Polkinghorne draws from the stock argument against young earth creationists: their inability to recognize or interpret figures of speech and their inability to determine or take into account the genre of what they are reading. This supposedly accounts for their untenable, textually unsound reading of the opening chapters of Genesis. Odd thing is that the consensus of Christians who wrote on that subject came to the same conclusions as the young earth creationists until, say, the 1800's A.D. In church history, Eusebius and many of his contemporaries seemed to think the text could be read roughly the same way that modern young earthers read it. For centuries, careful Biblical students and respected scholars calculated the age of the earth based on various texts in the Bible and consistently found ages less than 10,000 years. Was there no skilled reader in the house? Does the mainstream of centuries of historical Christian interpretation “actually abuse scripture by the mistaken interpretation that they impose upon it”, as Polkinghorne says of the young earthers who are sticking to the same historical consensus?

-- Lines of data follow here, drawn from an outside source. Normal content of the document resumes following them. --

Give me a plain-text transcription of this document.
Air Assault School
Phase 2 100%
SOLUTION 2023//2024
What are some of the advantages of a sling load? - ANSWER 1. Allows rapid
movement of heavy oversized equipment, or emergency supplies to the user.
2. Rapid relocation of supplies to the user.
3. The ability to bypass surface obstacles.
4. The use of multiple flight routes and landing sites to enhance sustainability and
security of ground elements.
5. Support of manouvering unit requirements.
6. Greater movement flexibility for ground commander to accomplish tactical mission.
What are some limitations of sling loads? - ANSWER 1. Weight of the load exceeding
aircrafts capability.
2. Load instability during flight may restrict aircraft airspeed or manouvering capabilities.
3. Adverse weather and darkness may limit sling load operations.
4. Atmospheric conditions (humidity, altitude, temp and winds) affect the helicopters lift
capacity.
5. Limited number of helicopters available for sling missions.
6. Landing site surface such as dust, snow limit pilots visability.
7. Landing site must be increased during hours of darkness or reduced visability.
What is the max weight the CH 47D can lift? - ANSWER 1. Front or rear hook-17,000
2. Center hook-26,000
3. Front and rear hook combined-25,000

This particular line of argument – that creationists are actually abusing the Bible or are even unskilled exegetes – seems at best an uninformed argument, one that turns a blind eye to the prevalence of the creationist view throughout church history. Unless we are willing to retroactively say that the majority of mainstream Christian scholars for many centuries were likewise unskilled readers and biased interpreters, it might do better to drop that charge against modern creationists. The theory of evolution was a shock to the church precisely because the consensus for many centuries had been roughly what the young earth creationists still believe. The difference in interpretation from the older traditional view does not come from the creationists’ lack of reading skills, but from the evolutionists’ acceptance of modern theories that invalidate the traditional reading and therefore require the evolutionist (not the creationist) to develop a new interpretation. I am not here arguing against developing a new interpretation; I am simply stating that it is unfair to pretend that the difference between the evolutionist view and the creationist view of Genesis is a result of the creationist "abusing" the book rather than the evolutionist reinterpreting it. It would be far more honest and charitable for old earthers to simply acknowledge that they have made a break with the historical interpretation – and what was, in its day, respected scholarship – in light of modern discoveries.
Your reasoning makes sense. I believe that our interpretations, any interpretation, is limited by our scholarship, our own context (place, culture, etc.), and so can never be completely, totally, accurate. "We" aren't abusing the scriptures, of course! Ha! Yet, in the future, there may be other insights that we don't currently know about that could change the view of some verses.
ReplyDeleteLook at the "historical" way scholars viewed a woman's place. Look at the whole-Bible way women are view these days, in some circles. Hope that link works.
Hi there
ReplyDeleteThe link worked. :)
I just hope that we each give each other the benefit of the doubt and the kindest interpretation possible. I don't know about other groups, but for us (Lutherans) anyway, our catechism says that interpreting each others' actions but not in the kindest possible way is a sin and a breach of the commandments. I pray that I can live up to that, I know I'm often tempted by annoyance or anger at some provocation or other.
Take care & God bless
Anne / WF
That is really a good reminder about the commandments.
ReplyDeleteThe current political ads are counter to that...Akkkkk.